The multistep oxidation of cholesterol to pregnenolone by human cytochrome P450 11A1 is highly processive
Kevin D. McCarty, Lu Liu, Yasuhiro Tateishi, Hannah L. Wapshott‐Stehli, F. Peter Guengerich
Abstract
Cytochrome P450 (P450, CYP) 11A1 is the classical cholesterol side chain cleavage enzyme (P450 scc ) that removes six carbons of the side chain, the first and rate-limiting step in the synthesis of all mammalian steroids. The reaction is a 3-step, 6-electron oxidation that proceeds via formation of 22 R -hydroxy (OH) and 20 R ,22 R -(OH) 2 cholesterol, yielding pregnenolone. We expressed human P450 11A1 in bacteria, purified the enzyme in the absence of non-ionic detergents, and assayed pregnenolone formation by HPLC-mass spectrometry of the dansyl hydrazone. The reaction was inhibited by the nonionic detergent Tween 20, and several lipids did not enhance enzymatic activity.

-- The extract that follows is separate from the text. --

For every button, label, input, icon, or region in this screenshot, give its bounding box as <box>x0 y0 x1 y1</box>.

The 22 R -OH and 20 R ,22 R -(OH) 2 cholesterol intermediates were bound to P450 11A1 relatively tightly, as judged by steady-state optical titrations and k off rates. The electron donor adrenodoxin (Adx) had little effect on binding; the substrate cholesterol showed a ∼5-fold stimulatory effect on the binding of Adx to P450 11A1. Pre-steady-state single-turnover kinetic analysis was consistent with a highly processive reaction with rates of intermediate oxidation steps far exceeding dissociation rates for products and substrates. The pre-steady-state kinetic analysis revealed a second di-OH cholesterol product, separable by HPLC, in addition to 20 R ,22 R -(OH) 2 cholesterol, which we characterized as a rotamer that was also converted to pregnenolone at a similar rate. The first oxidation step (at C-22) is the slowest, limiting the overall rate of cleavage. d 3 -Cholesterol showed no kinetic deuterium isotope effect on C-22, indicating that C-H bond cleavage is not rate-limiting in the first hydroxylation step.